Still shunned as fringe ideologues, or worse, by Democrats and much of the formal scientific community, skeptics of global warming were nonetheless celebratory as they gathered in Washington last week for the conservative Heartland Institute's annual climate change conference. And for good reason. Climate change legislation has been on the back burner since 2009 and an increasing number of Republican lawmakers now call themselves skeptics as well. Indeed, the tide of the debate—at least politically—has turned in their favor. [See a slide show of 10 animals that are threatened by global warming.]
Political experts say that with the economy at the forefront of the nation's focus, concerns over global warming won't carry much weight in the 2012 election. At most, climate change will be just another place for candidates, especially those in the GOP, to distinguish themselves from their opponents, if they dare. "[Climate change is] part of an undercurrent. The race is going to be about the economy and the fiscal crisis. So to the degree that one or several of the candidates can work the story line that some of these concerns are having an impact on the economy, that will be a marginal help," says pollster Scott Rasmussen. "But it's not a central issue by any stretch of the imagination."
Since as far back as 2009, when Republicans led the fight against cap-and-trade legislation in the Senate, the party as a whole has been reticent to say global warming is a problem. For instance, when voting on legislation in March that would ban the Environmental Protection Agency's power to regulate greenhouse gases, every Republican on the Energy and Commerce committee refused to acknowledge by vote that climate change exists and is caused by humans.
This reflects a trend toward skepticism among voters too. Public opinion polls show that Republicans are more unsure about climate change than ever. And last year's midterms also demonstrated that climate change advocates, like former South Carolina Republican Rep. Bob Inglis, who lost his seat, aren't so popular within the party anymore. [See a slide show of 10 reasons Americans aren't talking about climate change.]

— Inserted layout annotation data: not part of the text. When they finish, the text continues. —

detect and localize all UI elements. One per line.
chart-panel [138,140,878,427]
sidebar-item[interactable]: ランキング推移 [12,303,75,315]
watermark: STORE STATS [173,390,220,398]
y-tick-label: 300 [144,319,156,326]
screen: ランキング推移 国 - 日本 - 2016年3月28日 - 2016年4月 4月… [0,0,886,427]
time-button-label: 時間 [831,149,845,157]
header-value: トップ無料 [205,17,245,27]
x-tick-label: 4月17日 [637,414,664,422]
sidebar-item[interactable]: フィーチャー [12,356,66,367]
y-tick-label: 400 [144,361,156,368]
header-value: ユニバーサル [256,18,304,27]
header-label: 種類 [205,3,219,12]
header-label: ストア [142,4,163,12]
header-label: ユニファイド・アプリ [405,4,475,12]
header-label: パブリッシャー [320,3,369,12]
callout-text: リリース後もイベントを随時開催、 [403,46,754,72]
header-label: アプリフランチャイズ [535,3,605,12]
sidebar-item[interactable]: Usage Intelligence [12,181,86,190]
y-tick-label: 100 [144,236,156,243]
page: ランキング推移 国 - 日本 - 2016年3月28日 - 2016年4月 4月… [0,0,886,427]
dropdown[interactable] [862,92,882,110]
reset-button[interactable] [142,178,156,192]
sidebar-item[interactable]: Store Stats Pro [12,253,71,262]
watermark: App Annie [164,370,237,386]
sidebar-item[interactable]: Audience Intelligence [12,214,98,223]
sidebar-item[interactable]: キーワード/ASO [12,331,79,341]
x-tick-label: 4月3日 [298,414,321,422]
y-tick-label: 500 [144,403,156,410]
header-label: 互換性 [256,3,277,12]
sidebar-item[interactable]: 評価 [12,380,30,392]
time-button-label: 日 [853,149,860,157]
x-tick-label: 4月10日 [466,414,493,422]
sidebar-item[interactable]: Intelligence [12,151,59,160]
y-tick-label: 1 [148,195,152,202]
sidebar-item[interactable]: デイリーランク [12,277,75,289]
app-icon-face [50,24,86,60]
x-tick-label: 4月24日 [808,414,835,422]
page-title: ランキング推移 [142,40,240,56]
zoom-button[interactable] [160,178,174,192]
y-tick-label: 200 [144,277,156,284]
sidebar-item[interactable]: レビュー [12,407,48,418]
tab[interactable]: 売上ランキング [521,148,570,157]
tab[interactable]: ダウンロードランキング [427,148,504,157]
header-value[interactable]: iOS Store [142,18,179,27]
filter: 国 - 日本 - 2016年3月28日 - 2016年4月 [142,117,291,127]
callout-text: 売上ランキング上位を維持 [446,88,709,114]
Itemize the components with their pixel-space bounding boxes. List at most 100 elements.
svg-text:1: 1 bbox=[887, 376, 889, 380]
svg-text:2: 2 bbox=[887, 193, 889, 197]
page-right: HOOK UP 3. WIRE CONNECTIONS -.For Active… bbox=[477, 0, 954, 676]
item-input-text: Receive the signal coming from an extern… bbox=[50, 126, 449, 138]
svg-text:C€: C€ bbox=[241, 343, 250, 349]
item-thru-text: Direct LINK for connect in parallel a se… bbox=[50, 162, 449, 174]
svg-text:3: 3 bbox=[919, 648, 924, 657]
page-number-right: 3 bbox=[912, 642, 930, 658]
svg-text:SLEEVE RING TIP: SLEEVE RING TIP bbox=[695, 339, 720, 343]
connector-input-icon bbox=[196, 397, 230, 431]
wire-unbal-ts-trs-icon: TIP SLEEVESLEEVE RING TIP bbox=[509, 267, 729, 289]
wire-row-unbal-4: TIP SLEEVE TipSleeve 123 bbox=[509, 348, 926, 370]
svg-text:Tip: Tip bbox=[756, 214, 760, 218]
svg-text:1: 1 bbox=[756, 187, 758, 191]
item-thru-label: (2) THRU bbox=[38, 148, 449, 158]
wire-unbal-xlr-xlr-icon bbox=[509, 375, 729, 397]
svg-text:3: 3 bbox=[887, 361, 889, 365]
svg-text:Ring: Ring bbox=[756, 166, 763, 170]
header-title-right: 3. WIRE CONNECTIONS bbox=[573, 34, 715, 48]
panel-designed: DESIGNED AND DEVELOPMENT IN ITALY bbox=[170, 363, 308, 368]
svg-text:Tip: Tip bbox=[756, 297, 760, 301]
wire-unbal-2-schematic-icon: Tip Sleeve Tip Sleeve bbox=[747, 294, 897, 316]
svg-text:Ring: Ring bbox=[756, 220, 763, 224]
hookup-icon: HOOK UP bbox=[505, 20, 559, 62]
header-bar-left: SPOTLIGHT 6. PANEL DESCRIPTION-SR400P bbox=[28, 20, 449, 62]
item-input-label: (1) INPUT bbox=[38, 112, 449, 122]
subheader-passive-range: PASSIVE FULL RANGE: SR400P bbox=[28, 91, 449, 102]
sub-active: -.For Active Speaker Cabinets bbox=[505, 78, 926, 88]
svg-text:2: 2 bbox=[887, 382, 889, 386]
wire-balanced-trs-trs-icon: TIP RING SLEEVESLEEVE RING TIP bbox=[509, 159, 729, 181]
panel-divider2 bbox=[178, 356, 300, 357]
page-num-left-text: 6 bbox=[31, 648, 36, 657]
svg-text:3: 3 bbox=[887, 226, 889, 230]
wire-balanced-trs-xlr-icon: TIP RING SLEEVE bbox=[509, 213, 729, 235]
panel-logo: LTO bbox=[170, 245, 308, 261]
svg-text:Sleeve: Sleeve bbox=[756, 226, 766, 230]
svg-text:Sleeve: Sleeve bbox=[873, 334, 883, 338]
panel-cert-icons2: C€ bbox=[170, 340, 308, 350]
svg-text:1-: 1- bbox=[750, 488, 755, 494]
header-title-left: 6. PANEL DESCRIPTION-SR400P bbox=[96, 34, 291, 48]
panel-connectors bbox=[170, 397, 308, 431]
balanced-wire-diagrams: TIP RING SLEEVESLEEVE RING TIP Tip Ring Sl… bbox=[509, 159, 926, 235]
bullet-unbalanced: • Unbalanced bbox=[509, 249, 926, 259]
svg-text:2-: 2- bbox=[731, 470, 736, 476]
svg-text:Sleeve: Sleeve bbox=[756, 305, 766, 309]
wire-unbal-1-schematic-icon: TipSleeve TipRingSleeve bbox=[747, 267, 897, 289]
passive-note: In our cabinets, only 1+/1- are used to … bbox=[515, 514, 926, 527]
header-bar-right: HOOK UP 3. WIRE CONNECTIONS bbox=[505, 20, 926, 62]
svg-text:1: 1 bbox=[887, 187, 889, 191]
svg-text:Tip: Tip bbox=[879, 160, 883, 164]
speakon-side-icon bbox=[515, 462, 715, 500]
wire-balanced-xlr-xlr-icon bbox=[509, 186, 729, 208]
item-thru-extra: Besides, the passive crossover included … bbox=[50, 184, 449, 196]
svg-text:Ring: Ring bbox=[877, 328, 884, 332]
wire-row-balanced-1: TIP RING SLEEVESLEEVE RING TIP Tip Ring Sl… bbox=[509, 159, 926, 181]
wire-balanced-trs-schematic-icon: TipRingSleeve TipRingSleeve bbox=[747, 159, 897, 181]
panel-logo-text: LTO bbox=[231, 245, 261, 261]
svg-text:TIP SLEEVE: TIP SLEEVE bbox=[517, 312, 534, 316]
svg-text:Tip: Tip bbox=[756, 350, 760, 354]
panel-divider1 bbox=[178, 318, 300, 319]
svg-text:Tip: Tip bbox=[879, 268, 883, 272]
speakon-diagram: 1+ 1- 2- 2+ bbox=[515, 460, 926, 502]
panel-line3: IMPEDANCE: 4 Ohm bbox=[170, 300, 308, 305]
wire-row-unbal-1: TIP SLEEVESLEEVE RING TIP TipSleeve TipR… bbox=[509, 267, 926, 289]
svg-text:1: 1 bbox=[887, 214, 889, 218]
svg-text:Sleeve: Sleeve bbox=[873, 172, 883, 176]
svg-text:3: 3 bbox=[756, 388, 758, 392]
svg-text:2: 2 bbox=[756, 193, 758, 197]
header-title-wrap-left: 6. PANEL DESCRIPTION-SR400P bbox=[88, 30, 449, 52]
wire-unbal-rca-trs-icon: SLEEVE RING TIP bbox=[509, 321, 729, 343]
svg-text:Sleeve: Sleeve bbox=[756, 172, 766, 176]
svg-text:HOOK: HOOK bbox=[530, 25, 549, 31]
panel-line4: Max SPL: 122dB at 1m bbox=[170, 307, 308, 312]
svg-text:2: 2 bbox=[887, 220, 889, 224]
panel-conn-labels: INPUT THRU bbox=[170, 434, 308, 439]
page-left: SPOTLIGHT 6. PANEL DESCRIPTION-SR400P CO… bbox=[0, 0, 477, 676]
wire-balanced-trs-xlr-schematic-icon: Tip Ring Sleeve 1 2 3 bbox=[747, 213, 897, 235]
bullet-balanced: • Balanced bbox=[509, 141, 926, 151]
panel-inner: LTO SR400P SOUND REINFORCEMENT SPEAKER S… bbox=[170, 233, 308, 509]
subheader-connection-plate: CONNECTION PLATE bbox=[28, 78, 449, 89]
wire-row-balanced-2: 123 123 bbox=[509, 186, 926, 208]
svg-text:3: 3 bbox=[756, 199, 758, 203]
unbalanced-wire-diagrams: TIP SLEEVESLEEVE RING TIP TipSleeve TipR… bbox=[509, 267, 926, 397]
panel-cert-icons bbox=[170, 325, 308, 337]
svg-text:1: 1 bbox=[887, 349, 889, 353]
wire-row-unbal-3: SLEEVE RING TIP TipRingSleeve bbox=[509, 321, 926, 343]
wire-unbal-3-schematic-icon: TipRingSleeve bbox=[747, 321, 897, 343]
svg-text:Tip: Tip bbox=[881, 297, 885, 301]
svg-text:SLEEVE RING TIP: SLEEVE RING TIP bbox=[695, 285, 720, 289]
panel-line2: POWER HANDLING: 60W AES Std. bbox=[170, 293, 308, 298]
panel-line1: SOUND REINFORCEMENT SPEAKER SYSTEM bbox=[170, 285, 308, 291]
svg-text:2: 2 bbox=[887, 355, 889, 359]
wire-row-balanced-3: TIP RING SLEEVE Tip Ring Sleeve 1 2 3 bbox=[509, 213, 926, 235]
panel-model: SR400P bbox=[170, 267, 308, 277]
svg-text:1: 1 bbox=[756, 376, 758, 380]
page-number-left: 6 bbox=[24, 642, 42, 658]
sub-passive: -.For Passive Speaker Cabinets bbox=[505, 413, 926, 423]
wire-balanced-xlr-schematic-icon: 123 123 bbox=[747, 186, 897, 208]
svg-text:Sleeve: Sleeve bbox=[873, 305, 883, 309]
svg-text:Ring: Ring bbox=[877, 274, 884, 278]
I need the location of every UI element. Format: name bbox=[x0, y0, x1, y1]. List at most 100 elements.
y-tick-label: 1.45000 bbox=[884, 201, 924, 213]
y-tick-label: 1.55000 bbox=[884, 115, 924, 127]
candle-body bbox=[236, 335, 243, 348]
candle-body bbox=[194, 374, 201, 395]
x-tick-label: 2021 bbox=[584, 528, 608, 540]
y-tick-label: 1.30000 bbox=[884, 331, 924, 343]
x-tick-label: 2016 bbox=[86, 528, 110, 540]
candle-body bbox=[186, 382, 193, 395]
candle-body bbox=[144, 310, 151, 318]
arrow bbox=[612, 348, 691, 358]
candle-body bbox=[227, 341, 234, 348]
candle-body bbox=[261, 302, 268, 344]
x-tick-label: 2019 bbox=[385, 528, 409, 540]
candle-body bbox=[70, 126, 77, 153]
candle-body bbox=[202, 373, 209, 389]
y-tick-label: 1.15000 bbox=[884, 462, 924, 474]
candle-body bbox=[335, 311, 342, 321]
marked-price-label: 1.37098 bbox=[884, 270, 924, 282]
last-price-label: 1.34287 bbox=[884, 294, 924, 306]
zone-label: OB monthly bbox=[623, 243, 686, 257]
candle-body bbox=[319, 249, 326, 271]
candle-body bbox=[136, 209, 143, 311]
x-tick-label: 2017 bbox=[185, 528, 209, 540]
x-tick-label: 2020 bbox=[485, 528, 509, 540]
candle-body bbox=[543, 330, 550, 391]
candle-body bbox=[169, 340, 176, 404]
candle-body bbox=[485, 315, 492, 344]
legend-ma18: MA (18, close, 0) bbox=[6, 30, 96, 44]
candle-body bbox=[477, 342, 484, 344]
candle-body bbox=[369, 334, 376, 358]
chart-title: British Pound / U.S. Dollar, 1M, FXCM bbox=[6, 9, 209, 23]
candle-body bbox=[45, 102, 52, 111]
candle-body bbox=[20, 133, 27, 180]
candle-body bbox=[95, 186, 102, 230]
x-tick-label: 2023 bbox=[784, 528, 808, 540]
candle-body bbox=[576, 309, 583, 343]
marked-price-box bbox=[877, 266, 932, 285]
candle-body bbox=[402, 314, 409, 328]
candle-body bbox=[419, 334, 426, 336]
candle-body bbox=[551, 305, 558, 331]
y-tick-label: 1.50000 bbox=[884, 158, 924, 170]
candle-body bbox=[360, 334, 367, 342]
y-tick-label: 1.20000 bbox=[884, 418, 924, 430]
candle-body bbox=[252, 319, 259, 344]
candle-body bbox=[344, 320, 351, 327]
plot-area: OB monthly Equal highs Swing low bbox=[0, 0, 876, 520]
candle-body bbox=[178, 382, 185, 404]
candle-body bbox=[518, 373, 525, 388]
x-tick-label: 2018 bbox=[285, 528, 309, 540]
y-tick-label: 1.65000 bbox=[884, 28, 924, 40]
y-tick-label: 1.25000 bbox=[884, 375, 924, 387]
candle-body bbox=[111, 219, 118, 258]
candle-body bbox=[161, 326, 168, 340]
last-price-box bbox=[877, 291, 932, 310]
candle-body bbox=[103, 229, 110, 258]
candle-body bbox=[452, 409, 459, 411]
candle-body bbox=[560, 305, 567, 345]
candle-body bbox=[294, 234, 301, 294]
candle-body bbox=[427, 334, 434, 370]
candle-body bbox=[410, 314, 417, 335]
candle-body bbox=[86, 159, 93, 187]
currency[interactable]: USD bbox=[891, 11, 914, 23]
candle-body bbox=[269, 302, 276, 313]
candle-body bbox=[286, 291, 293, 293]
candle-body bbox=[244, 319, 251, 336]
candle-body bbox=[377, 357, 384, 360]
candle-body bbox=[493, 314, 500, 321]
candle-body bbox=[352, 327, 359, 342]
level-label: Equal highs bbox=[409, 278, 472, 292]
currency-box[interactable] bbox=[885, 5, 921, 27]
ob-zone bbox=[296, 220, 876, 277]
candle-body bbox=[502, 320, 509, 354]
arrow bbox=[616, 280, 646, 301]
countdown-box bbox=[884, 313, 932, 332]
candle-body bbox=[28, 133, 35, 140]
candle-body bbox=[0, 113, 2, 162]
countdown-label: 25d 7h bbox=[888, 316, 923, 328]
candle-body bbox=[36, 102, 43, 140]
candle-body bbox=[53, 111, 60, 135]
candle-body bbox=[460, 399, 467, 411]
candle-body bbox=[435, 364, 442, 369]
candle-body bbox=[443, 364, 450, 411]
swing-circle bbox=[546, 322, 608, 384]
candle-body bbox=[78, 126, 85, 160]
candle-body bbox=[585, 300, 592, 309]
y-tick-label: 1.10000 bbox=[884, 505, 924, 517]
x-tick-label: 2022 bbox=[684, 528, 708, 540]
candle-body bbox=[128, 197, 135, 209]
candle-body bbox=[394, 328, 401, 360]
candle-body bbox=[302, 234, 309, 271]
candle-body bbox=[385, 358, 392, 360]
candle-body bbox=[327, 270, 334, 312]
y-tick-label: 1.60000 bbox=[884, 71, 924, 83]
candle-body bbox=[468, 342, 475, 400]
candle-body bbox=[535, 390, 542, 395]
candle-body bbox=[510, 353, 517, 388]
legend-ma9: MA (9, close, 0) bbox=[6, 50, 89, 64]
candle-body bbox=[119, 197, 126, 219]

The current front-runner in GOP primary polls, former Massachusetts Gov. Mitt Romney, seems to have the most to lose from his position on the issue, says David Tuerck, executive director of the Beacon Hill Institute, a conservative research organization based in Massachusetts. In the first town hall meeting of his campaign, Romney stood by his long-established belief that global warming is real and that humans contribute to the problem. "For Romney to do that is for Romney to take responsibility for Romneycare. It doesn't help his campaign a bit," says Tuerck. "This is not going to do anyone good to attach oneself to that crusade."
While former ambassador to China and Utah Gov. Jon Huntsman has a similar position, the rest of the top GOP contenders have decided to take sides with the skeptics. Minnesota Republican Rep. Michele Bachmann, for instance, has made her point clear on the House floor, saying she believes warming is due to natural causes. She adamantly opposed cap-and-trade back in 2009 and has been one of the harshest critics of the Environmental Protection Agency, calling it the "job-killing organization of America" in the GOP primary debate last month. [Check out our new energy intelligence blog.]
Former Minnesota Gov. Tim Pawlenty has also stood firm with the skeptics. "There is climate change. There's always been climate change," he said on Fox News last week. "The science indicates most of it, if not all of it, is caused by natural causes. And as to the potential human contribution to that, there's a great scientific dispute to that issue."
Regardless of where candidates stand, few primary voters will make climate change a deciding factor, says Anthony Watts, a meteorologist and blogger at the prominent skeptics blog Watts Up With That? "While there may be some candidates that get pooh-poohed because they might embrace the global warming issue, it won't be a deal-breaker," he says.